体細胞は死亡した野生動物からも取得可能な有用な生物資源として国際的に認識されています。国立環境研究所では環境試料タイムカプセル棟において、域外保全の一環として絶滅危惧種を中心に、2002年から野生動物の体細胞等を長期保存用タンクの中で凍結保存しています。一方で、絶滅危惧種を含めた野生動物からの細胞の取得は、比較的腐敗が遅い皮膚や筋肉由来の細胞に限られており、神経細胞や肝細胞の取得が困難であるという課題も残されていました。
多能性幹細胞(iPS細胞やES細胞 )は、試験管内で様々な種類の細胞(例:神経細胞や肝細胞)へ分化可能です。また、通常の培養細胞とは異なり、無限に増殖することも可能です。特にiPS細胞は、受精卵が必要なES細胞とは異なり、死亡個体由来の体細胞から樹立可能です。したがって、受精卵の使用が困難な絶滅危惧種においてもiPS細胞は樹立できる可能性があります。絶滅危惧種を含めた野生動物由来のiPS細胞を樹立し、iPS細胞を元に神経細胞や肝細胞を作れば、これらの細胞を用いて汚染物質や感染症の神経への影響や、汚染物質や治療薬の代謝に関する評価が可能です(図1)。

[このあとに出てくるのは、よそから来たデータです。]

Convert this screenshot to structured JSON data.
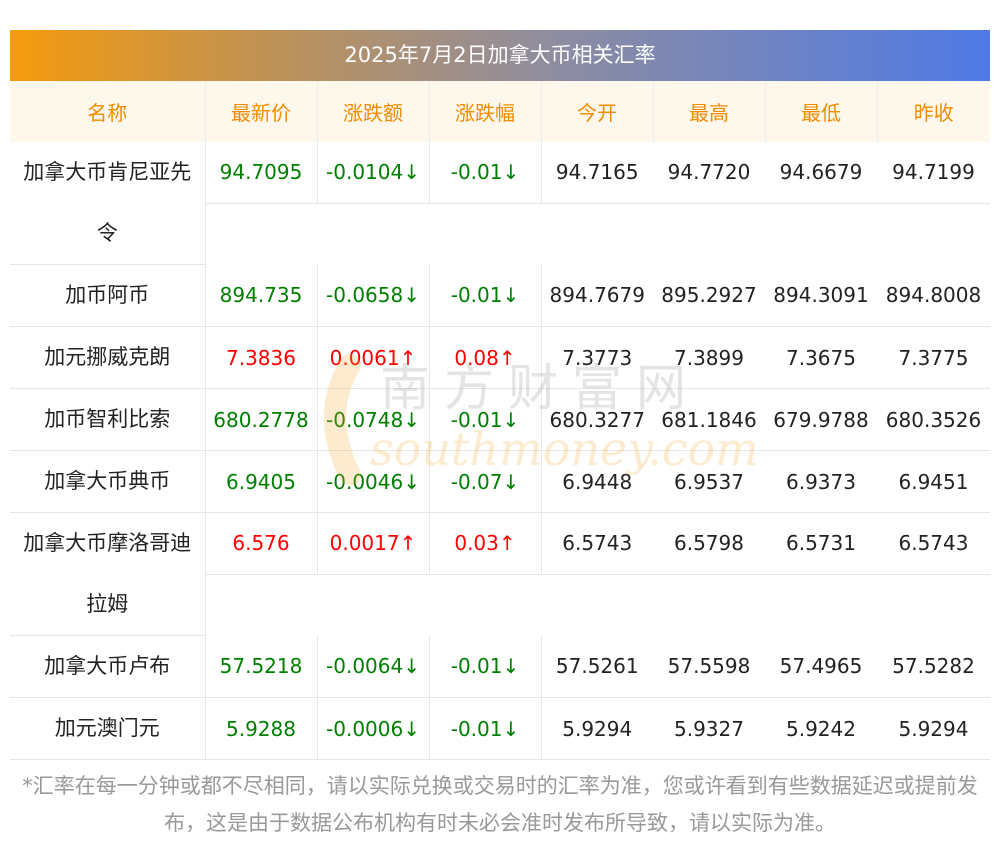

このように、野生動物への応用が期待されるiPS細胞技術ですが、マウスの人工多能性幹細胞(iPS細胞)が初めて報告されて以来、様々な哺乳類由来のiPS細胞が樹立されてきました。一方で、鳥類由来のiPS細胞またはiPS様細胞の報告は限られてきました。本研究では、改変型Oct3/4を含む複数の遺伝子をニワトリの細胞に導入することでiPS細胞の樹立に成功しました。また、一部改変し、ヤンバルクイナ、ニホンライチョウ、シマフクロウなどの絶滅危惧鳥類由来のiPS細胞の樹立にも成功しました。
前述の通りiPS細胞から分化させて作り出した細胞(神経細胞や肝細胞など)は、汚染物質や治療薬の代謝機能等の評価研究や、感染症・汚染物質に対する感受性研究に活用できます。今後、iPS細胞技術は絶滅危惧鳥類の保全に向けた有用なツールとして発展すると考えられます。